Impulsive plasmoid penetration of a tangential discontinuity: Two-dimensional ideal and Hall magnetohydrodynamics

Impulsive plasmoid penetration of a tangential discontinuity (e.g., the magnetopause) is studied using two-dimensional ideal and Hall magnetohydrodynamics. The model assumes a unidirectional magnetic field and describes the plasma and field dynamics transverse to the field; this is an idealized model and not typical of the magnetopause. Two magnetic field configurations are studied: the parallel field case where the magnetic fields in the magnetosheath and magnetosphere are in the same direction and the antiparallel field case where they are in opposite directions. The evolution of the plasmoid is symmetric about its propagation direction in ideal MHD. One new ideal MHD result is that after the plasmoid penetrates the discontinuity it undergoes vortex shedding. The Hall MHD results are similar to those obtained by Savoini et al. [1994]. The major similarity is that the plasmoid penetration process is asymmetric. The Hall antiparallel field case, although asymmetric, evolves very much like the ideal MHD case.

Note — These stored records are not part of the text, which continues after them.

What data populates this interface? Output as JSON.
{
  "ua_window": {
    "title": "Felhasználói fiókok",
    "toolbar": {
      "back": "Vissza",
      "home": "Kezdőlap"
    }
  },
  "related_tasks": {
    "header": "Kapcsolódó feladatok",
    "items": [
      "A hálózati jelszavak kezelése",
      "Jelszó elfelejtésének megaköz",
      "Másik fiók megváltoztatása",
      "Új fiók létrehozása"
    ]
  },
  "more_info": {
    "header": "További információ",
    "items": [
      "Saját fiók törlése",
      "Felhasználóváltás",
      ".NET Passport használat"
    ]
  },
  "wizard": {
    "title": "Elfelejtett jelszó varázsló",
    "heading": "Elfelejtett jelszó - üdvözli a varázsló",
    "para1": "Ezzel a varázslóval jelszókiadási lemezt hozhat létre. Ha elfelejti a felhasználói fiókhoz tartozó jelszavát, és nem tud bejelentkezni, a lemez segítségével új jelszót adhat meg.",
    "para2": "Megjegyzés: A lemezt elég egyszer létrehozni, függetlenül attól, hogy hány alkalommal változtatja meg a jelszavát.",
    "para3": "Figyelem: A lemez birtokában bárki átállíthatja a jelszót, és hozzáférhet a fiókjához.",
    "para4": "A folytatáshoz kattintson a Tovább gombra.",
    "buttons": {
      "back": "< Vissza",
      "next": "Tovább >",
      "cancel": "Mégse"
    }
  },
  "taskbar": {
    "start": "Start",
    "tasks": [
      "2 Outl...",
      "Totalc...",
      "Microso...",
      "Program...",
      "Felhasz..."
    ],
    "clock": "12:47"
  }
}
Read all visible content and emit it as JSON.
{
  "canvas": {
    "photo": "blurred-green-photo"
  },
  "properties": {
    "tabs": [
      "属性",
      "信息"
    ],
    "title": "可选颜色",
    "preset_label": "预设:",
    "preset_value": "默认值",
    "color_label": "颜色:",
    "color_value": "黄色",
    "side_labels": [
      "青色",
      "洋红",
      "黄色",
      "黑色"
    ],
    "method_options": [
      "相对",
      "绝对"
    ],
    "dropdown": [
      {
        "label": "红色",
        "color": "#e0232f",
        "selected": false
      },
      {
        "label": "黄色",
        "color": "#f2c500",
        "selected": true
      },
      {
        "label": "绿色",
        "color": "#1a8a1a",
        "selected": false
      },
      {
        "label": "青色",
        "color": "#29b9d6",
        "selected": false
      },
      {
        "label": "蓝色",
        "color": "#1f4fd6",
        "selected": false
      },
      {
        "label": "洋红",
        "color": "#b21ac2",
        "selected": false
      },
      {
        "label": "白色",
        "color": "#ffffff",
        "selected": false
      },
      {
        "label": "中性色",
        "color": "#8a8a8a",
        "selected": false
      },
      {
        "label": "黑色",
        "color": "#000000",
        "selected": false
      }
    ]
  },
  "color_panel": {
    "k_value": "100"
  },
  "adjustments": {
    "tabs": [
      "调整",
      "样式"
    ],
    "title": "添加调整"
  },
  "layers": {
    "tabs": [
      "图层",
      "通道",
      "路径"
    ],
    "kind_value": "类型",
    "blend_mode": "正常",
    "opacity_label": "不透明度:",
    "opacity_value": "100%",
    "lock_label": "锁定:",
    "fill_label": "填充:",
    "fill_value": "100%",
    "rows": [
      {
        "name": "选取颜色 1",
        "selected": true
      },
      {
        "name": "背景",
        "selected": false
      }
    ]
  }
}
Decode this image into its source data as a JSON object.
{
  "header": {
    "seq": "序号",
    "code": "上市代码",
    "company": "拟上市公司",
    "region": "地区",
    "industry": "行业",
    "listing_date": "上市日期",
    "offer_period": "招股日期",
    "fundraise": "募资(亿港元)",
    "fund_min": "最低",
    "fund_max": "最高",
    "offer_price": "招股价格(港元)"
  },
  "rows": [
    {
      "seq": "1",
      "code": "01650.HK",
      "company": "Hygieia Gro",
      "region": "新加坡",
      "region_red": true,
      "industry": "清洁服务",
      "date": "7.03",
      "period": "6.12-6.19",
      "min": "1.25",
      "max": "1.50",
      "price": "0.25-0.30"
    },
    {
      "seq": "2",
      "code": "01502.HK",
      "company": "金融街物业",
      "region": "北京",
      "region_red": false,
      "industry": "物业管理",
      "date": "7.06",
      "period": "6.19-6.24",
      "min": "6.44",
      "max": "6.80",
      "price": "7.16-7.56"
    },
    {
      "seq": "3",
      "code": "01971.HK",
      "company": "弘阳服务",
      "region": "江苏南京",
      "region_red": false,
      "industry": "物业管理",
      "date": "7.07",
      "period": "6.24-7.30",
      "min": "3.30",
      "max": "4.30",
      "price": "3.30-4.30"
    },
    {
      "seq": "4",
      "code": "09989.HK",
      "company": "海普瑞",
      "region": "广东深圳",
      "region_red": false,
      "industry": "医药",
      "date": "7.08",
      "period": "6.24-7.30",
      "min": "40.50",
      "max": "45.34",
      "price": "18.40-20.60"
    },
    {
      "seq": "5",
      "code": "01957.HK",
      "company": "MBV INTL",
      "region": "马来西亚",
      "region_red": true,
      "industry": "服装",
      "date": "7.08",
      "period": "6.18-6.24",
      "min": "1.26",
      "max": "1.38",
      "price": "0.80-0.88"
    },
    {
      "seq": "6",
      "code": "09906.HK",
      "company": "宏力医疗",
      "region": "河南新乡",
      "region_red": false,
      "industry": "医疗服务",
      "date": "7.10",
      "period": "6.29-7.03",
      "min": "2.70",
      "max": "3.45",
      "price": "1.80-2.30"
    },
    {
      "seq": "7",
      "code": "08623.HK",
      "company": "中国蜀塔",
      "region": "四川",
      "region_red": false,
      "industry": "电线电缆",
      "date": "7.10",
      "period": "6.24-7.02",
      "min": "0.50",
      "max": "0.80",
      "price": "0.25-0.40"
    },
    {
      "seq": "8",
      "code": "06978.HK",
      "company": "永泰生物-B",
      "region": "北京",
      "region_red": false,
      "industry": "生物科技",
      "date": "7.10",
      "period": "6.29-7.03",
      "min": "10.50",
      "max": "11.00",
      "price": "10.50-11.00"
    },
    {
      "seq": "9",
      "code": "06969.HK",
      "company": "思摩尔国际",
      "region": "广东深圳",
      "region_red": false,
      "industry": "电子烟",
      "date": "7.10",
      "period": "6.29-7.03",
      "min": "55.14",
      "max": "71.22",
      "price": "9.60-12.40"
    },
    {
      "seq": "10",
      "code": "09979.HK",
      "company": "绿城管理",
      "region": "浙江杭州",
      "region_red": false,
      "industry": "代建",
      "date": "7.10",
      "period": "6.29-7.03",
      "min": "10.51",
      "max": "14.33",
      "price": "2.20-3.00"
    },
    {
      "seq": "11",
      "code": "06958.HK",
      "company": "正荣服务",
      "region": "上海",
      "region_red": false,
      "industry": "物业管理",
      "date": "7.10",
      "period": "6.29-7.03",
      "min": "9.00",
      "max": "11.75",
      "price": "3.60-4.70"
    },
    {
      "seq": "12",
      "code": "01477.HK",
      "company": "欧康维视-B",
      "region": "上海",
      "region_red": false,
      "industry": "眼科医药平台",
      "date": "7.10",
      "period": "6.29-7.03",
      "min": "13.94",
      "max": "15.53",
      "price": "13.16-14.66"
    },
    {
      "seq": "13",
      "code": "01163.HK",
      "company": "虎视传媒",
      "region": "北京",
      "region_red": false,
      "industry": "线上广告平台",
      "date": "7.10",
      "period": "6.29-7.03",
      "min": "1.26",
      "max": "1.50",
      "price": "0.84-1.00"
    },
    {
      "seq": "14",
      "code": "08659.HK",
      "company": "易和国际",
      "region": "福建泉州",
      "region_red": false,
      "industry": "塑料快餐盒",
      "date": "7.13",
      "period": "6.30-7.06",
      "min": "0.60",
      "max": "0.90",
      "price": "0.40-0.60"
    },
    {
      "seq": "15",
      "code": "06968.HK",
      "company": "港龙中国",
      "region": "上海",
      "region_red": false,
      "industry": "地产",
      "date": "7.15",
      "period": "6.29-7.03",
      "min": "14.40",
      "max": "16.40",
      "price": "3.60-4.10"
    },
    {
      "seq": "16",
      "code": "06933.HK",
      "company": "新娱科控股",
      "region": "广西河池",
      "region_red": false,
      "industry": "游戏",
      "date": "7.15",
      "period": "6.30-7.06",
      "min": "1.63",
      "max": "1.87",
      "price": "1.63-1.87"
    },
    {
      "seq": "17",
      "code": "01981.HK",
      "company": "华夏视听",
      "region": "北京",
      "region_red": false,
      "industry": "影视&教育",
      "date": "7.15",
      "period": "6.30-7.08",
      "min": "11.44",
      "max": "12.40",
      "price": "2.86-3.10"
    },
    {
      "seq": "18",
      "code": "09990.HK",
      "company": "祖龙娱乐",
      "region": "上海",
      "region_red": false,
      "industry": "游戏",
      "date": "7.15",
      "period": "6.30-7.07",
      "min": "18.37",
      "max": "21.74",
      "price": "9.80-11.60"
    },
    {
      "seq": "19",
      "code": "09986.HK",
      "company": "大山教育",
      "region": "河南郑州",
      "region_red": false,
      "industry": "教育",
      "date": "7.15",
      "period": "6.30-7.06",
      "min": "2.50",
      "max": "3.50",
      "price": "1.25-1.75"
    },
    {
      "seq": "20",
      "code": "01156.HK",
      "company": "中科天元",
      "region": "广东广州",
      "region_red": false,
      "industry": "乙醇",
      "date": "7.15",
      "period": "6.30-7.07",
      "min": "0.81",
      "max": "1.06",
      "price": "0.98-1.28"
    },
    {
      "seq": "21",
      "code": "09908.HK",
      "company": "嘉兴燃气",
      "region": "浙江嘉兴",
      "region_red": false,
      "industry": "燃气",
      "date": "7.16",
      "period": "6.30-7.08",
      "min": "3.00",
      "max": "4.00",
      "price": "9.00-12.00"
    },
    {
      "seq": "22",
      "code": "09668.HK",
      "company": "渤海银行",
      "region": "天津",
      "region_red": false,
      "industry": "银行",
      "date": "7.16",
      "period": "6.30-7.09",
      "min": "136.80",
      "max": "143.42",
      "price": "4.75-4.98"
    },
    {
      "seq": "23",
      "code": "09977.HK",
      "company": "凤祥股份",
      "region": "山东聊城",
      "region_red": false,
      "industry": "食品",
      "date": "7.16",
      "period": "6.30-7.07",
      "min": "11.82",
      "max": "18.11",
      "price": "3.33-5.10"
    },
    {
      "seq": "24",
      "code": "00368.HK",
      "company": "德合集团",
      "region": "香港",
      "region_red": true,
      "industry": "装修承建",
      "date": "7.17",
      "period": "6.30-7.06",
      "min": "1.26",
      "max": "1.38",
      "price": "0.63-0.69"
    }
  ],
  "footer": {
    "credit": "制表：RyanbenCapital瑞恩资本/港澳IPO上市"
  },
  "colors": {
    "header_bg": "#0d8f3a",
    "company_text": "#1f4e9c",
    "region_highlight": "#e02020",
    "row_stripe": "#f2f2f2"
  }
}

However, the Hall parallel field case evolves much differently from the ideal MHD case. The plasmoid undergoes a substantial deformation in the direction orthogonal to the propagation direction and does not penetrate as far into the magnetosphere. We suggest that the Hall term can be an important mechanism to provide asymmetric plasmoid propagation through the discontinuity and that Hall MHD can capture important macroscopic effects observed in hybrid simulations that are not described by ideal MHD.